Muhkem /değişmez ana kurallar tek bir kelime veya kısa cümle halindedirler. Örneğin mirası, vasiyet işlemini uygulayın, zina edeni cezalandırın, haksız ve bilinçli olarak adam öldürene kısas veya fidye uygulayın, hırsızlık yapanı bu işlemden engelleyin, uzak tutun, borç işini şahitli ve kayıtlı yapın, şehvet yerlerinizi örtün gibi. Sosyo-ekonomik yaşamla ilgili olan yasaklar ve yapılması istenenler olmak üzere 440 sayıda belirlemiş olduğum muhkem /değişmez ana kural evrensel, ebedî, kolay anlaşılır ve yorum gerektirmeyecek kesinliktedirler. Ki bu özellikleri ile bu kurallar bütün ülkelerin Anayasa ve kanunlarında bulunan ana hükümler şeklindedirler. Bu özellikleri ile de beynin dokusal birimleri gibidirler. Bunların hiçbir şekilde farklı yorumlanmaları ve dolayısıyla da kişilerin kanaatine ve istismarına açık yönleri bulunmamaktadır. Sözde din adamlarının bu hükümlerle ilgili olarak "Benim yorum ve kanaatim budur" deme riskleri yoktur. Zaten Kur'an Şeriatı dediğimiz de işte bu muhkem /kesin hükümlerdir. Önce "İslâm'ın Şartı Sadece 5 Değil", son olarak da "Kur'an ve Son İslâm" isimli kitaplarımda ayetlerle açıkladığım bu hükümlerin her biri birer ibad etmek /kulluğu ifade etmek ve Din dediğimiz Ana kurallardır.
Ayete baktığımızda Müteşabih diye tanımlanan mesajların zaman ve zemine, yani toplumdan topluma değişken özellikli olduğu görülmektedir. Ve Kur'an'da bulunan müteşabih /değişken mesajlar, o zamanki topluma /lara uygun olan kurallardır. Bu değişken benzeşik özellikli mesajlar sayesinde Kur'an ebedî ve dinamik bir kitap özelliğinde olmaktadır. Bu mesajlar, Muhkemlere götürücü araç, vesile ve yöntemler demektir. Yani Kur’an’ın farz şeklinde uygulanması şart olamayan kısımlarıdır ve ilk Kur’an toplumuna sadece birer öneridirler.

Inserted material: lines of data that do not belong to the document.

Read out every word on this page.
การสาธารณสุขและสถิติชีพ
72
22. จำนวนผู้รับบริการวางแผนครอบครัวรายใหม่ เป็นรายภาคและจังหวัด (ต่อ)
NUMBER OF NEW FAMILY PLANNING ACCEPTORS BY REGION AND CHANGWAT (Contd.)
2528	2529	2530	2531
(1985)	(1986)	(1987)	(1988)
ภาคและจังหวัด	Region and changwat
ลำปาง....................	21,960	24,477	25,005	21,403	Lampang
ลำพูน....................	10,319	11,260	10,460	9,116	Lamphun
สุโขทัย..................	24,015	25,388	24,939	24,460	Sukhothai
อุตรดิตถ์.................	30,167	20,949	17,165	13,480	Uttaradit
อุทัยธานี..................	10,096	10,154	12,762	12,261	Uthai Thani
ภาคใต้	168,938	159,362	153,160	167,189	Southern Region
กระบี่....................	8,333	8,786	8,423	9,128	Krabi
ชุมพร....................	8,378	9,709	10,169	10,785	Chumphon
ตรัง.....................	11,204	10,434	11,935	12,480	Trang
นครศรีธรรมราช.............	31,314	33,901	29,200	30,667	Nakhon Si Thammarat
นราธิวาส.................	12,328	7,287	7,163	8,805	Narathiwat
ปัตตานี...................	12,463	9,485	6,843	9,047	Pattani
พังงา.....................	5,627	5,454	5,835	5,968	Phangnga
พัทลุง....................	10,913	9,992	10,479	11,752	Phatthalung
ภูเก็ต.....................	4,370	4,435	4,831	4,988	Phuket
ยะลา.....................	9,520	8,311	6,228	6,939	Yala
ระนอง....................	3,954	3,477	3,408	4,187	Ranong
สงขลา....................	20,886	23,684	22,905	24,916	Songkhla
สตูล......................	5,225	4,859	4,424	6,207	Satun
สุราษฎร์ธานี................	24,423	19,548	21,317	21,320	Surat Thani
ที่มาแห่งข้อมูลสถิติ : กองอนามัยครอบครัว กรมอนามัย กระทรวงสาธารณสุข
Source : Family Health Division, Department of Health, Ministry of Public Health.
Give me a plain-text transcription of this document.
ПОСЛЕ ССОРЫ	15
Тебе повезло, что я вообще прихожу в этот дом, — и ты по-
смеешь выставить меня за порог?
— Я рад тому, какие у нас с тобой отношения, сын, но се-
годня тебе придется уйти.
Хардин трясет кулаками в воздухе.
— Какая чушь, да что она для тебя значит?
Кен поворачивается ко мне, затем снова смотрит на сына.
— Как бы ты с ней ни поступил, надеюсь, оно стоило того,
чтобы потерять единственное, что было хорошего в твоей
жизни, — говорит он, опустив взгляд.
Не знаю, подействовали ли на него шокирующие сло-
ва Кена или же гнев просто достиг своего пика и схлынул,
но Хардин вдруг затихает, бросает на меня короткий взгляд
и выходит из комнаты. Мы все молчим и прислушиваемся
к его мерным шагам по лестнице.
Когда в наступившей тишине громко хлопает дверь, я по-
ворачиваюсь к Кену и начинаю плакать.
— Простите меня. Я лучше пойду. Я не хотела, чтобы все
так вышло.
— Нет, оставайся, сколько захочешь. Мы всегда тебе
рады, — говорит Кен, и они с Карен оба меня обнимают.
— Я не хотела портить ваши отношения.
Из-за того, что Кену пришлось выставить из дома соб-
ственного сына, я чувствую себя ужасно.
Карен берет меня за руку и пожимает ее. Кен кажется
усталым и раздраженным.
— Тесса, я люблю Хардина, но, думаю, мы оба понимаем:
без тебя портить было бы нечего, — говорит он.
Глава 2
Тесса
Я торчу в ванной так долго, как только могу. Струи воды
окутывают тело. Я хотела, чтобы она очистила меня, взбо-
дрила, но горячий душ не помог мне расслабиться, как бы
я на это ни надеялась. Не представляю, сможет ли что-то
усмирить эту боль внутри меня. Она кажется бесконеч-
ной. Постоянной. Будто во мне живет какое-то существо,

İşte bu vesileler de hem zamanla, hem de toplumdan topluma değişkendirler. İnsanların özgür karar verici, toplumda huzur ve inandığı gibi dinini uygulama serbestisi sağlayacak olan kurallar bu mesajlar olmaktadır. Ancak içleri fesat olanlar müteşabih mesajları da değişmez muhkem hükümler diye kabul edip, toplumları bunlara yönelik kanaatlerine göre yönlendirmeye çalışmaktadırlar. Buradaki tehlike, bu görüşte olanların Devlet yönetimini etkileyip, toplumu Devlet kararları şeklinde yönetme seviyesine ulaşmaları olacaktır.
İşte Laiklik yaklaşımı, Dine ait müteşabih kuralların muhkemler gibi değişmez kabul edilip Devlet Kuralları haline dönüşmemesi, Devlet kurallarının da Dinle ilgili olan müteşabih kurallara göre uyarlanarak uygulanmaması demektir. Böylece de insanlar, müteşabihlere ilişkin yorum ve kanaatlerden korunmuş olmaktadır. Burada Devletin rolü, insanların din denilen muhkem /değişmez ana kurallara dayalı uygulamalarında özgürlük sınırında olmak şartı ile serbestilerini sağlamak, korumak ve kollamak olacaktır.
Çünkü Devlet, Din kurallarında özellikle kanaate dayanan Müteşabih /değişken mesajlara göre belirleme işin içine girdiğinde, farklı kanaat gruplarının farklı görüş ve yorumları ile karşılaşmaktadır. Bu grupların kendi görüşlerini kabul ettirme uğraşıları ise durumu için içinden çıkılmaz karmaşaya götürecektir.
Atatürk, laikliği TBMM toplantısında yaptığı bir konuşmada şöyle özetleyerek tanımlamıştır:
“Terbiye ya milli olur, ya da dinî olur. Biz dinî terbiyeyi aileye bıraktık. Milli terbiyeyi de devlete aldık. Okullarımızda ve bütün kültür müesseselerimizde milli terbiye esas alınmıştır. Çocuk dinî terbiyesini ailesinden alacaktır. Bu arada İlahiyat Fakülteleri de dinî terbiyeyi takviye edecektir.”.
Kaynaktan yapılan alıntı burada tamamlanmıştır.